Malgorzata Omilanowska, who was culture minister in a center-right government before Law and Justice took office, said that the three appointees were a “real embarrassment” and had marginalized their museums within Poland.

They had also had an effect on Poland’s reputation abroad, she added, not least because they had just helped choose the country’s representative for next year’s Venice Biennale. Their pick, announced Oct. 31, was painter Ignacy Czwartos, with a show focused on Polish victims of German and Russian aggression, events often highlighted by Law and Justice. One of the works he proposes showing in Venice, for example, will depict Angela Merkel and Vladimir Putin on either side of a burning swastika.

In an email exchange, Andrzej Biernacki, the current director of the Museum of Art in Lodz, said that Poland’s art world was intolerant of artists with conservative views and its institutions had favored Western artists to the detriment of the country’s own. That’s why, he said, he refocused the museum’s budget to acquire works by Polish, rather than international, artists, buying or securing as donations nearly 1,000 pieces.

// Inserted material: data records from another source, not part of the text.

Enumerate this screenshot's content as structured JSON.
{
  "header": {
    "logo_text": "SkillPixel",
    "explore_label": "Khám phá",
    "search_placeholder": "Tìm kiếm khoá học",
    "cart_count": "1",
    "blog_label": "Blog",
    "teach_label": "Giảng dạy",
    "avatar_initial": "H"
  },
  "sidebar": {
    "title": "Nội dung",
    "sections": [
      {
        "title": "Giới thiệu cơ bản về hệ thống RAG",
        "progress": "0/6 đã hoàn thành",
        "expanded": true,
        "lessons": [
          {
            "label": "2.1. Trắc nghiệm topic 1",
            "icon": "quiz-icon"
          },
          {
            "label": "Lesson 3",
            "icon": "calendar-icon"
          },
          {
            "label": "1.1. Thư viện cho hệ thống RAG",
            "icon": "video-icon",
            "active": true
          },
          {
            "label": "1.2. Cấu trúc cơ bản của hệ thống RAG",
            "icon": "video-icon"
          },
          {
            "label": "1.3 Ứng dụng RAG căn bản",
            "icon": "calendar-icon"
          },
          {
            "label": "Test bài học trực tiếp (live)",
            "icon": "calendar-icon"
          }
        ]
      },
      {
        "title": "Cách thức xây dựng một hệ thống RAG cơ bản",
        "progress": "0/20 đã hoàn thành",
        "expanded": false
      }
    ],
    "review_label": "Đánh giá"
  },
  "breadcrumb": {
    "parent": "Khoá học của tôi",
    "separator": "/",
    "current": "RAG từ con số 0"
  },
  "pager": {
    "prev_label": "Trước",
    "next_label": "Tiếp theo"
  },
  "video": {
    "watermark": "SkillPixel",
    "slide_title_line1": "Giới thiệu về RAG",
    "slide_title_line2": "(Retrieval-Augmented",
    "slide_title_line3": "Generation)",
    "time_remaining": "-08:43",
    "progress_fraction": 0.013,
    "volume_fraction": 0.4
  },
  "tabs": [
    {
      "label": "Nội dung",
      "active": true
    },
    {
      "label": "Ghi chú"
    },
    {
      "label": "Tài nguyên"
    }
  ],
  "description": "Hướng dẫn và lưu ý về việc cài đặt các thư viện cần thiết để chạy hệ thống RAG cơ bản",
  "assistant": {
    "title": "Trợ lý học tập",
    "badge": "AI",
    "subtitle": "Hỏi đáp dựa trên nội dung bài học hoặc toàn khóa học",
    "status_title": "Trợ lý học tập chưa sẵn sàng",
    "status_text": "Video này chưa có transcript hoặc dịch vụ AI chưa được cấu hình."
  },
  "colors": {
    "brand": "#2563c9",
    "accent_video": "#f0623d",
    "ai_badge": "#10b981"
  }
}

Janusz Janowski, the director of the Zacheta National Gallery of Art, said in an email that he has also shifted his museum’s focus toward contemporary Polish art, including through “collaborating with eminent artists, even those who might not necessarily align with the artistic ‘mainstream.’”

Janowski and Biernacki both said that they would be staying in their posts, and that their contracts ran until the end of 2025. Biernacki added that if the new government tried to remove him early, it would be breaking the law.

In an emailed statement, Glinski, the culture minister, said that he had simply replaced museum directors when their contracts expired. “Polish culture was dramatically underinvested” when he came to office, he said, and he had refocused the country’s institutions to foster a sense of national identity and patriotism — something “all wise and responsible states” do. Ukraine would have been quickly defeated by Russia without its “strong Ukrainian patriotism,” Glinski added.

The bullish statement summed up the past eight years with pride: “The scale of our achievements — of this great institutional change in Polish culture — has no precedent either in contemporary Polish politics or in contemporary culture.”

His critics see it differently, yet even among those who desire a cultural reset, there are some aspects of Glinski’s tenure that few want to lose. Suchan, the ousted Lodz museum director, said that under Glinski culture was “at the center of politics” — a position it never held under liberal governments, for whom it was often an afterthought. The culture ministry’s budget doubled during Law and Justice’s eight years in office, Suchan added, and Glinski secured funding to set up a host of new institutions — including museums, an opera company and various grant-making bodies.

The new coalition government should maintain that funding, Suchan added. If nothing else, Law and Justice had showed that “culture isn’t a waste of money,” he said, adding that “it plays an important role in creating citizens, and shaping society.” That, he said, was “one lesson” everyone in Poland, liberal or conservative, could take from the past eight years.